В чужом небе
Шрифт:
– Но и Хлада надо сюда пригласить, - гнул свою линию Бессараб, сразу становилось ясно, его вовсе не устраивала роль второго медведя в берлоге, ему давно уже было тесно.
– Нельзя сходу обвинять людей в измене, даже Хлада. Ведь его проверяли - и проверяли крепко. И когда он пошёл на переговоры с нашими людьми в эмиграции, и когда назначали преподавателем в Академии, да и теперь, когда на фронт отправляли. А тут является незнамо кто, и кричит о предательстве.
Тут и пыл Будиволны несколько приутих. Он понял, что возможно и лишку хватил, решив сходу поставить Хлада
– Если наша информация верна, - заявил Гневомир, - то Хлада в его палатке не будет. Как раз сейчас он сговаривается с врагами предать народное дело.
– Если всё так, - кивнул Бессараб, - то от него быстро мокрого места не останется. В расход пустить - это несложно, но сейчас не Гражданская, когда мы людей шлёпали почём зря. Это дело и тогда не было оправдано, а уж теперь - и подавно.
– Подождём, - поддержал его успокоившийся уже Будиволна.
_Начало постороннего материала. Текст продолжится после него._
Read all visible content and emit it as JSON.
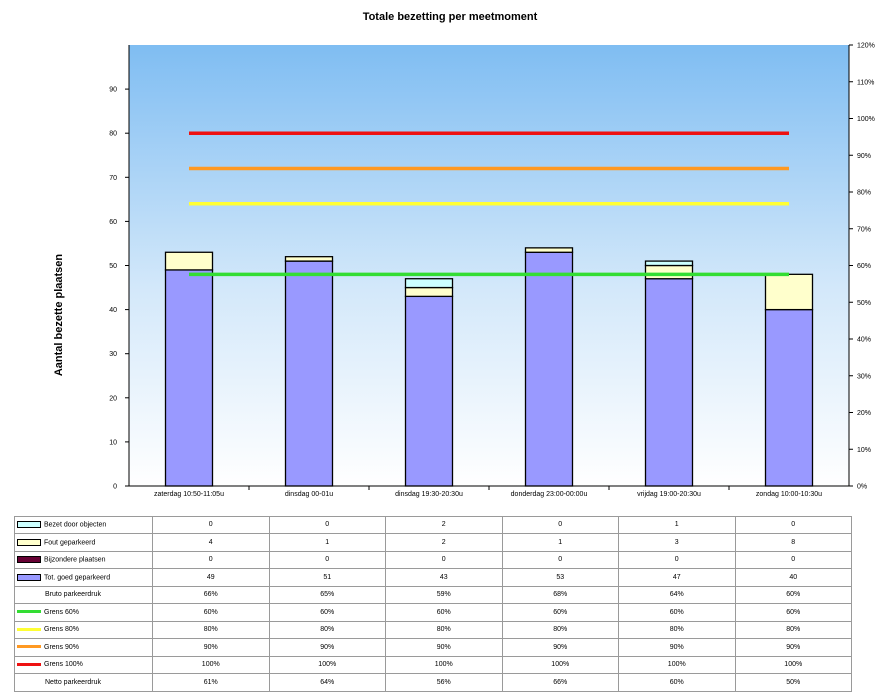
{
  "chart_data": {
    "type": "bar",
    "title": "Totale bezetting per meetmoment",
    "ylabel": "Aantal bezette plaatsen",
    "ylim": [
      0,
      100
    ],
    "y_ticks": [
      "0",
      "10",
      "20",
      "30",
      "40",
      "50",
      "60",
      "70",
      "80",
      "90"
    ],
    "y2lim": [
      0,
      120
    ],
    "y2_ticks": [
      "0%",
      "10%",
      "20%",
      "30%",
      "40%",
      "50%",
      "60%",
      "70%",
      "80%",
      "90%",
      "100%",
      "110%",
      "120%"
    ],
    "capacity": 80,
    "categories": [
      "zaterdag 10:50-11:05u",
      "dinsdag 00-01u",
      "dinsdag 19:30-20:30u",
      "donderdag 23:00-00:00u",
      "vrijdag 19:00-20:30u",
      "zondag 10:00-10:30u"
    ],
    "series": [
      {
        "name": "Tot. goed geparkeerd",
        "color": "#9999ff",
        "values": [
          49,
          51,
          43,
          53,
          47,
          40
        ]
      },
      {
        "name": "Bijzondere plaatsen",
        "color": "#660033",
        "values": [
          0,
          0,
          0,
          0,
          0,
          0
        ]
      },
      {
        "name": "Fout geparkeerd",
        "color": "#ffffcc",
        "values": [
          4,
          1,
          2,
          1,
          3,
          8
        ]
      },
      {
        "name": "Bezet door objecten",
        "color": "#ccffff",
        "values": [
          0,
          0,
          2,
          0,
          1,
          0
        ]
      }
    ],
    "lines": [
      {
        "name": "Grens 60%",
        "color": "#33dd33",
        "percent": 60
      },
      {
        "name": "Grens 80%",
        "color": "#ffff33",
        "percent": 80
      },
      {
        "name": "Grens 90%",
        "color": "#ff9922",
        "percent": 90
      },
      {
        "name": "Grens 100%",
        "color": "#ee1111",
        "percent": 100
      }
    ],
    "table_rows": [
      {
        "label": "Bezet door objecten",
        "legend": "box",
        "color": "#ccffff",
        "values": [
          "0",
          "0",
          "2",
          "0",
          "1",
          "0"
        ]
      },
      {
        "label": "Fout geparkeerd",
        "legend": "box",
        "color": "#ffffcc",
        "values": [
          "4",
          "1",
          "2",
          "1",
          "3",
          "8"
        ]
      },
      {
        "label": "Bijzondere plaatsen",
        "legend": "box",
        "color": "#660033",
        "values": [
          "0",
          "0",
          "0",
          "0",
          "0",
          "0"
        ]
      },
      {
        "label": "Tot. goed geparkeerd",
        "legend": "box",
        "color": "#9999ff",
        "values": [
          "49",
          "51",
          "43",
          "53",
          "47",
          "40"
        ]
      },
      {
        "label": "Bruto parkeerdruk",
        "legend": "none",
        "color": "",
        "values": [
          "66%",
          "65%",
          "59%",
          "68%",
          "64%",
          "60%"
        ]
      },
      {
        "label": "Grens 60%",
        "legend": "line",
        "color": "#33dd33",
        "values": [
          "60%",
          "60%",
          "60%",
          "60%",
          "60%",
          "60%"
        ]
      },
      {
        "label": "Grens 80%",
        "legend": "line",
        "color": "#ffff33",
        "values": [
          "80%",
          "80%",
          "80%",
          "80%",
          "80%",
          "80%"
        ]
      },
      {
        "label": "Grens 90%",
        "legend": "line",
        "color": "#ff9922",
        "values": [
          "90%",
          "90%",
          "90%",
          "90%",
          "90%",
          "90%"
        ]
      },
      {
        "label": "Grens 100%",
        "legend": "line",
        "color": "#ee1111",
        "values": [
          "100%",
          "100%",
          "100%",
          "100%",
          "100%",
          "100%"
        ]
      },
      {
        "label": "Netto parkeerdruk",
        "legend": "none",
        "color": "",
        "values": [
          "61%",
          "64%",
          "56%",
          "66%",
          "60%",
          "50%"
        ]
      }
    ]
  }
}
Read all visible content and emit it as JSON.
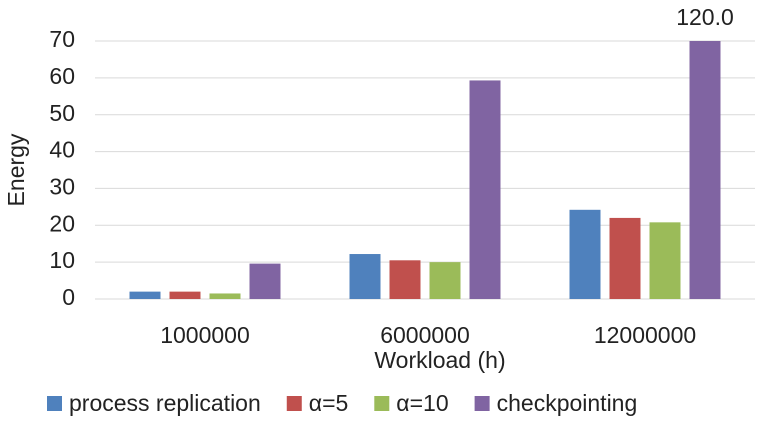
{
  "chart_data": {
    "type": "bar",
    "xlabel": "Workload (h)",
    "ylabel": "Energy",
    "categories": [
      "1000000",
      "6000000",
      "12000000"
    ],
    "series": [
      {
        "name": "process replication",
        "color": "#4f81bd",
        "values": [
          2.0,
          12.2,
          24.2
        ]
      },
      {
        "name": "α=5",
        "color": "#c0504d",
        "values": [
          2.0,
          10.5,
          22.0
        ]
      },
      {
        "name": "α=10",
        "color": "#9bbb59",
        "values": [
          1.5,
          10.0,
          20.8
        ]
      },
      {
        "name": "checkpointing",
        "color": "#8064a2",
        "values": [
          9.6,
          59.3,
          120
        ],
        "value_labels": [
          null,
          null,
          "120.0"
        ]
      }
    ],
    "ylim": [
      0,
      70
    ],
    "yticks": [
      0,
      10,
      20,
      30,
      40,
      50,
      60,
      70
    ],
    "grid": true,
    "legend": "bottom"
  }
}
– А вы пока садитесь, товарищи, садитесь. Ждать нам, конечно, недолго, но всё-таки неудобно как-то - мы сидим, а вы перед нами навытяжку.
Стульев в избе хватало, а потому Гневомир и Готлинд тут же последовали совету, хотя после длительного перелёта сидеть ни одного особо не тянуло. Тело и так сильно затекло после пребывания в тесной кабине аэроплана.
Ждать, правда, пришлось недолго. Хлад явился в окружении нескольких бойцов в новеньких шинелях с красными разговорами. Он по привычке держал руки в карманах, и не вынул их даже в присутствии командармов.
– Ну скажи-ка нам, товарищ Хлад, - снова первым заговорил Будиволна, - что ты скажешь на то, что тебя тут товарищи из стражи в предательстве обвиняют, и в сговоре с врагами народа, засевшими в городе, на который мы со дня на день выступить должны? Уж не потому ты нас задерживал, чтобы дать им там в силу войти, а?
– И вы считаете, что я сейчас из карманов выхвачу по револьверу, и начну в вас палить, чтобы обезглавить армию?
– усмехнулся своими тонкими, бескровными губами Хлад. Он нарочито медленно вынул руки из карманов шинели и сложил их на груди.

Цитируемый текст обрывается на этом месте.